Fears that the recession-hit U.S. consumers will decrease the third-quarter earnings for makers of MP3 players, cell phones and other gadgets, pummeled the stocks of consumer electronics companies like Apple Inc and SanDisk Corp on Tuesday, a day after they issued grim forecasts. This is relatively normal in a tightening economy, where the consumers give up first to the luxury and the technology goods when their revenues get tighter.
Apple gave a lower-than-expected third-quarter outlook on Monday, but said wider economic woes have not directly affected its results. Still, Apple shares fell 2.6 percent to $162.02 on Nasdaq on Tuesday as several analysts cut their price targets on the stock. The stock fell as low as $146.53 during trading.

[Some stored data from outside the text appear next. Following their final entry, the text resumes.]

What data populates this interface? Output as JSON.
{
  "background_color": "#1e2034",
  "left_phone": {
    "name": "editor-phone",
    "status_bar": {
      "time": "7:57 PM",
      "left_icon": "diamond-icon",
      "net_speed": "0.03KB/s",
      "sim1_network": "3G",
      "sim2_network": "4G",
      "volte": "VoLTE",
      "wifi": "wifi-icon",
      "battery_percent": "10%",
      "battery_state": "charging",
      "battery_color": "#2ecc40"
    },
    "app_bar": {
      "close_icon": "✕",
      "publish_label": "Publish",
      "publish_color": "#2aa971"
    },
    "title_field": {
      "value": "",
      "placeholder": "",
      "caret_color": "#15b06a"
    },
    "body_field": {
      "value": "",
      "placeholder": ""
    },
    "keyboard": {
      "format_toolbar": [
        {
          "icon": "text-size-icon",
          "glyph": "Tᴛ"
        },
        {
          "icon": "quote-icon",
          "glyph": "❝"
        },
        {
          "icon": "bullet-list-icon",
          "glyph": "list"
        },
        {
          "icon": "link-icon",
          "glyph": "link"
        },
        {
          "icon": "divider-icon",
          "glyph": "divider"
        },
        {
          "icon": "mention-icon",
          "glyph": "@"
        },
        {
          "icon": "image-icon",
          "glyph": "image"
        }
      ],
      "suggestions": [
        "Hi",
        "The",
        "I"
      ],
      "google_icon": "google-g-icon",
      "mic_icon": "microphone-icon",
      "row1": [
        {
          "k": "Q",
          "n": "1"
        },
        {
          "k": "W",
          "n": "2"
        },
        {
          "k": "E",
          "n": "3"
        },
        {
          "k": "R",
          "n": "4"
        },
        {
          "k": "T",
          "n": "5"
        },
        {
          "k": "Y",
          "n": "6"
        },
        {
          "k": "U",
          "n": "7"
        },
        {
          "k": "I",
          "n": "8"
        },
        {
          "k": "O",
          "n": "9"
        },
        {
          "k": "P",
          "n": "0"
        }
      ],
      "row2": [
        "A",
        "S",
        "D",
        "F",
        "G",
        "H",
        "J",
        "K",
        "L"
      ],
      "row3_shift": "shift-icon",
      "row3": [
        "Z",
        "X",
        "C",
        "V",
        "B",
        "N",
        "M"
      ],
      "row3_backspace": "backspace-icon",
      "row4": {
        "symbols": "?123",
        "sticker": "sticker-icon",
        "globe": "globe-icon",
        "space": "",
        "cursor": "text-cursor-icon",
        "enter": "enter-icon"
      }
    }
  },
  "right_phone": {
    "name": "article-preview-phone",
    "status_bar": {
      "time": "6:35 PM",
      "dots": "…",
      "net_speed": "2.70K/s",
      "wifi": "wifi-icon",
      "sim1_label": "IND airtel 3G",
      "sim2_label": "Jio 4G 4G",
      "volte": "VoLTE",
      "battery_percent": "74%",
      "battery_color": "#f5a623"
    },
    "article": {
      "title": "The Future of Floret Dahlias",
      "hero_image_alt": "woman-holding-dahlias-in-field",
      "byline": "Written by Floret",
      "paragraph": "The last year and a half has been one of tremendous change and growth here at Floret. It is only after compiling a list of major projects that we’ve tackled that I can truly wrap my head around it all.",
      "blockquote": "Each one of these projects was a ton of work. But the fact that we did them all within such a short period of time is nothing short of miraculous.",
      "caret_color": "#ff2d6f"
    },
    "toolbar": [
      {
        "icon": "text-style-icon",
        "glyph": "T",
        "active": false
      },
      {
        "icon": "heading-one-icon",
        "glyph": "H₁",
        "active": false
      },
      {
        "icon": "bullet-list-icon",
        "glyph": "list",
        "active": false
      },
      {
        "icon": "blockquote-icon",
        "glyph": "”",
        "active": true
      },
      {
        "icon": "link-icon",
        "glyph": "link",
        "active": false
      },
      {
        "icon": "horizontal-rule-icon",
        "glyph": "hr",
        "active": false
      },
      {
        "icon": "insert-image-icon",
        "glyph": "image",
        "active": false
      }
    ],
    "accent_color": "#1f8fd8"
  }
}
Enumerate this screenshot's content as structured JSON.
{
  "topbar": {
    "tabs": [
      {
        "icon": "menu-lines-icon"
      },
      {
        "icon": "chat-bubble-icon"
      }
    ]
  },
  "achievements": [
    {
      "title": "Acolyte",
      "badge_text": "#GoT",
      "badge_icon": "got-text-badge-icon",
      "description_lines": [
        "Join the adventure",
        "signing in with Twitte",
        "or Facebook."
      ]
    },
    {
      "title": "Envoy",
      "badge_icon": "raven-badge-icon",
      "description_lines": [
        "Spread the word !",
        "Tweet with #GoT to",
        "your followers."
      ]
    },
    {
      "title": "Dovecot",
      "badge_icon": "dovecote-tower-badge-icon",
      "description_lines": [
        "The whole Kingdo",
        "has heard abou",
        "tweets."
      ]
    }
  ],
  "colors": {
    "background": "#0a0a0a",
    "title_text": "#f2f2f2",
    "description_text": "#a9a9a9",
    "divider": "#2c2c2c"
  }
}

SanDisk, which makes flash memory for digital cameras and other devices, posted a second-quarter loss and lowered its revenue forecast on Monday, sending its shares down 24 percent to $13.62 Tuesday on Nasdaq.
On Monday, SanDisk Chief Executive Eli Harari blamed the poor results on “the rapid deterioration in consumer confidence,” which hurt sales to U.S. retail customers and cell-phone makers.
Analog chip maker Texas Instruments Inc (TXN.N: Quote, Profile, Research, Stock Buzz) also cut its revenue forecast on Monday, citing slowing demand for its products, which are integral components of gadgets like mobile phones.
Global Crown Capital analyst David Wu said that with TI’s distributors apparently seeing normal sales to their customers, its weaker-than-expected outlook did not give any new insight into demand for consumer electronics.
But Wu said the back-to-school and year-end holiday shopping seasons — typically strong sales months for consumer companies — could see weakness in the United States due to high gasoline prices and consumer jitters about the economy.
“Consumer electronics is probably going to be tough in the U.S., but there’s a big world out there,” Wu said.